Uncovering the biological mechanisms of autoimmune diseases requires integration of various biological data types to address the factors involved in their pathogenesis. In this project, I developed various computational methods for integrating biological data types to shed light on the mechanisms of autoimmune diseases. Specifically, I developed statistical frameworks for identifying the effects of genetic risk variants of autoimmune diseases on gene regulatory elements including open chromatin sites and transcription factors. In addition, various computational models including classical correlation-based methods and state-of-the-art deep learning models were used for identifying the links between disease-affected regulatory elements and genes being dysregulated by them. External data sources revealing the links between regulatory sites and genes including Hi-C and eQTL were incorporated into the models for confirming the predicting regulatory links.

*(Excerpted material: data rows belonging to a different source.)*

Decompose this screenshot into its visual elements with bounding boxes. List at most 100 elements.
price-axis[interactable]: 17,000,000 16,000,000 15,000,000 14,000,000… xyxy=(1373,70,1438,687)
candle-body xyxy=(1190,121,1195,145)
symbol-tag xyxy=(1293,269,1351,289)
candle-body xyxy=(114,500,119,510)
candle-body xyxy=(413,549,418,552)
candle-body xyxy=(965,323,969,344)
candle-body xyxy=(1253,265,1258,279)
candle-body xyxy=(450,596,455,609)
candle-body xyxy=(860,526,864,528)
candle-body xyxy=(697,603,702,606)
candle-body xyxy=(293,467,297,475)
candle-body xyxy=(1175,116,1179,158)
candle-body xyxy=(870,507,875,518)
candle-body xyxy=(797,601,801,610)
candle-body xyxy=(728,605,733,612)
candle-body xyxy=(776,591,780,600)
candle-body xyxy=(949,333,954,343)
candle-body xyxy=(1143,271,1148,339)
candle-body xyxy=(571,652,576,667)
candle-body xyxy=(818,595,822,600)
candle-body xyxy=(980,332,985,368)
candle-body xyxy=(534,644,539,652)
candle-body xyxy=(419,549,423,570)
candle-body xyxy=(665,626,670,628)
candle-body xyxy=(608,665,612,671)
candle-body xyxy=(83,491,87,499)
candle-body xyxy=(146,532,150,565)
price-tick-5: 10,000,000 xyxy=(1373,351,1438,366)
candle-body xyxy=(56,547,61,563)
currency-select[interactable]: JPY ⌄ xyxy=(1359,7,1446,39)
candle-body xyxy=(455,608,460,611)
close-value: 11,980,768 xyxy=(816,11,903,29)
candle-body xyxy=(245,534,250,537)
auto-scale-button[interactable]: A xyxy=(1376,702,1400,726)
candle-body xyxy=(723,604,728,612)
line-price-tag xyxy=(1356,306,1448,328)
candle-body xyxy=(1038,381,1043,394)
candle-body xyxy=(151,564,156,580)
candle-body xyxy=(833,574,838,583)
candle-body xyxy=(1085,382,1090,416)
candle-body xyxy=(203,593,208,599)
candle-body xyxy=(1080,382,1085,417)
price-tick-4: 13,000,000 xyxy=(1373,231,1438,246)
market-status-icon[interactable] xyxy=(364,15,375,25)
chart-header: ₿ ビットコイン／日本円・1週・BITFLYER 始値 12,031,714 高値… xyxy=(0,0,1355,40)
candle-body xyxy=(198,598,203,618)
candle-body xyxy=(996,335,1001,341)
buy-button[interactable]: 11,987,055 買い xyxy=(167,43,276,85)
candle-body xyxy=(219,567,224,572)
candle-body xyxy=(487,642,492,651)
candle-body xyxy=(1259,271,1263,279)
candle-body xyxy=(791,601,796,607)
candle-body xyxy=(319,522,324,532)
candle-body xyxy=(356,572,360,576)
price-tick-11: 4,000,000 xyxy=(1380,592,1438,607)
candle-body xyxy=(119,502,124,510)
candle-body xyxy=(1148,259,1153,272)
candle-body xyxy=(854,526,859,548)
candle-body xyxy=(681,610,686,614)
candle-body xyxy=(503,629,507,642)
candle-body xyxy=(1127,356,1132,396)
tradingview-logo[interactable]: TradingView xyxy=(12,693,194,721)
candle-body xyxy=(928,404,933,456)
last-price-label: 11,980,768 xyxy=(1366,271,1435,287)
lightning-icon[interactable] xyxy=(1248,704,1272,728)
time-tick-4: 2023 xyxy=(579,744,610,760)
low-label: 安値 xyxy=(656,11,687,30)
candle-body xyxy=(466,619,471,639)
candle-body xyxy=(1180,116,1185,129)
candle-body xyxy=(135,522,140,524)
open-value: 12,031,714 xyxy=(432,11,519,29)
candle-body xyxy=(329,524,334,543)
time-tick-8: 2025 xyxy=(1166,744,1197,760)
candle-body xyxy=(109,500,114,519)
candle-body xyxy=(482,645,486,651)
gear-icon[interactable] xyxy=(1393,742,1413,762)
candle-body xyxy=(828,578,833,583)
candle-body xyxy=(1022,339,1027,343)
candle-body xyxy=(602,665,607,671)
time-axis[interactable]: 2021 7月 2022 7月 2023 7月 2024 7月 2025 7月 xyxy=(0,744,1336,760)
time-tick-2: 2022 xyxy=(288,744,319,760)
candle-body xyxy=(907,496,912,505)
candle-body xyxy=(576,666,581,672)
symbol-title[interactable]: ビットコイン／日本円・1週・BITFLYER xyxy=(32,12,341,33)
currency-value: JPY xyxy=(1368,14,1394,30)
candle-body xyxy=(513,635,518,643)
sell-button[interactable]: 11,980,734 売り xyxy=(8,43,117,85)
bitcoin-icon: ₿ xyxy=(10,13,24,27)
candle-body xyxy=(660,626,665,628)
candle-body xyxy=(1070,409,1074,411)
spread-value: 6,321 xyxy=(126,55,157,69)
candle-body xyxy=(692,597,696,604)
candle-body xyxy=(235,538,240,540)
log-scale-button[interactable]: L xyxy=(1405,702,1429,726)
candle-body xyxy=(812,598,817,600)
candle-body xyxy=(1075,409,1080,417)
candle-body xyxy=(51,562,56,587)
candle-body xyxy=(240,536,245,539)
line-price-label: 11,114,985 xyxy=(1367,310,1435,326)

My first method applies Fisher’s exact test to GWAS data of nine different autoimmune diseases and binding patterns of transcription factors in various tissues and cell types. This method identified the transcription factors being significantly affected by genetic risk variants of these autoimmune diseases and the immune cell types including such effects. The second method is a comprehensive data integration pipeline which incorporates various biological data types including GWAS data, sequence models of transcription factors, single cell open chromatin data, and external data sources (HiC and eQTL) for confirmation. This method identifies the open chromatin sites and binding patterns of transcription factors in cell populations even the rare ones from the single cell open chromatin data. Further, GWAS data is integrated with them to identify the disease-affected regulatory elements in cell populations. Eventually, using a regression-based algorithm and external data sources, the disease-affected regulatory elements are linked to the genes under their effects. The third method employs a deep learning model based on Attention mechanism to improve the accuracy of identifying the links between disease-affected regulatory sites and genes. My methods are mainly used for identifying the genetic and epigenetic factors of immune disease in immune cell types. However, these methods are general and can be used for identifying the mechanisms of other common complex disease using their GWAS data and chromatin accessibility data of relevant cell types.